She was afraid... Maybe she had not used contraception or he had not wanted her to or she was unlucky. Or maybe she had hoped to make Sir Harry Fetherstonhaugh give her a more formal arrangement or maybe even marry, her for it was not unheard of that a powerful or rich man would take a woman such as herself to be a wife. Harry did pay Madam Kelly to release her from any contract and set her up in one of many of the houses he owned in London. But she kept her pregnancy a secret for three months. Now that she was officially kept, she would only be able to go out on the town with a female chaperone or Sir Harry himself... But he was not much interested in visiting with her and was a no show while she waited. Secretly, he was going broke... Emma became desperate and clingy when she did see Sir Harry and he was furious when she told him the truth. She was sixteen years old and Harry put her out, abandoning her. She had to go back to being an "independent companion." As her pregnancy advanced she increasingly appealed to Charles Greville to take her as his Mistress and be her savior.

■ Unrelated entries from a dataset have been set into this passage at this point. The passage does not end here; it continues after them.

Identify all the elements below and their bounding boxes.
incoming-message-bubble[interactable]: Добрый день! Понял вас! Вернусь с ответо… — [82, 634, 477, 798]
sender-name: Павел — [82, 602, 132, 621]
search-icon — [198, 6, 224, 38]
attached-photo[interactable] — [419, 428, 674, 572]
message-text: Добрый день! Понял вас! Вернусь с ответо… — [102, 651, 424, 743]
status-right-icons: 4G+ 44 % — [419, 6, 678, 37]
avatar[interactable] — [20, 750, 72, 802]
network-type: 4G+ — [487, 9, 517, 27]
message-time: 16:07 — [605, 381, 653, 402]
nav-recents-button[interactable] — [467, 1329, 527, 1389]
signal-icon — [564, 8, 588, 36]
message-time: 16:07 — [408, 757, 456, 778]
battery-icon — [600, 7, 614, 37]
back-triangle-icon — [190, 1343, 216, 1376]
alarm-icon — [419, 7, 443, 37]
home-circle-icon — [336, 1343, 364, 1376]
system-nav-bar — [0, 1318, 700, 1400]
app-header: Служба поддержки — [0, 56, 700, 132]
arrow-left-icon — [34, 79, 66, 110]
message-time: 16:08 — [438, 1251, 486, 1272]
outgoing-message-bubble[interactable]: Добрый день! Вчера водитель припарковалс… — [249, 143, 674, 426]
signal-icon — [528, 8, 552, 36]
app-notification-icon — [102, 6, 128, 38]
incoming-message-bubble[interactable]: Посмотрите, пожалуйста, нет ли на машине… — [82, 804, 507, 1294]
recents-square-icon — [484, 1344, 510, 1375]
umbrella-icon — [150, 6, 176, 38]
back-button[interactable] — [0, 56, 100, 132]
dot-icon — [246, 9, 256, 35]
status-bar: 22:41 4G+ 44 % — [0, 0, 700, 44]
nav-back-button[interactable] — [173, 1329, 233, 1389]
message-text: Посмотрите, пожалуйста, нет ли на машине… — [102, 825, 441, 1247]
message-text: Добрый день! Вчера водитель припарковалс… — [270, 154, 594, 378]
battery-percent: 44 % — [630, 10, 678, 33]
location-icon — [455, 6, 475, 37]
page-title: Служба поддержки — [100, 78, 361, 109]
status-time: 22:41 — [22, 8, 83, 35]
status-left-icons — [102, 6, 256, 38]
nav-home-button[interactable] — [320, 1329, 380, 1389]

Still hoping the father of her child, unmarried as he was, would change his mind and at least support her through the pregnancy, Emma took to being the tragic heroine of her own drama. Greville took to being the one who owed nothing and had all the power. He wanted her only on his own terms which meant that she be loyal and faithful only to him and sever contact with any old lovers and give up the life of an escort and prostitute. When she finally went to Greville, a servant took her to a "laying in house" where she was secreted to have the baby.
Childbirth killed one woman in ten in those days but Emma made it through the birth to a daughter she also named Emma...
Excerpt page 80 : After birth, well-off women relaxed in their rooms, cosseted by the servants, showing off the new arrival to visitors while languidly sipping gruel tea, a special hot spiced wine mixture called caudal. Emma, however, had to return to Greville. Her daughter was boarded with a wet nurse, probably near the laying-in house. Greville aimed to ensure she would have few opportunities to journey into town and visit her child. he sent little Emma off to her great-grandmother in Hawarden as soon as possible. Emma knew what was expected of her; she had to pretend that her pregnancy never happened. Within a week or so she was traveling in a coach to a new home in Paddington, West London. There, she began to reinvent herself. Amy Lyon, the flamboyant would-be actress and extroverted girl about town, became Mrs. Emma Hart, just arrived from Chester, Charles Greville's quiet and terribly shy new Mistress.
In a village on the rural outskirts of London, Greville rented Emma a small house where she was to be retired and become exclusively his. Her mother Mary, only in her late 30's herself, was already there to live with her. Not only was Emma to go by Mrs. Hart, but her mother was to assume the name of Mrs. Cadogan. Greville had not the money or standing of Sir Harry but he was still a second son of Lord Brooke, who was made Earl of Warwick in 1759, and he still had the reputation of a man who spent money on women. He had been unable to attract a wife, especially not a wife who would bring money into the marriage from her family. He aimed to reform or inhibit or control Emma.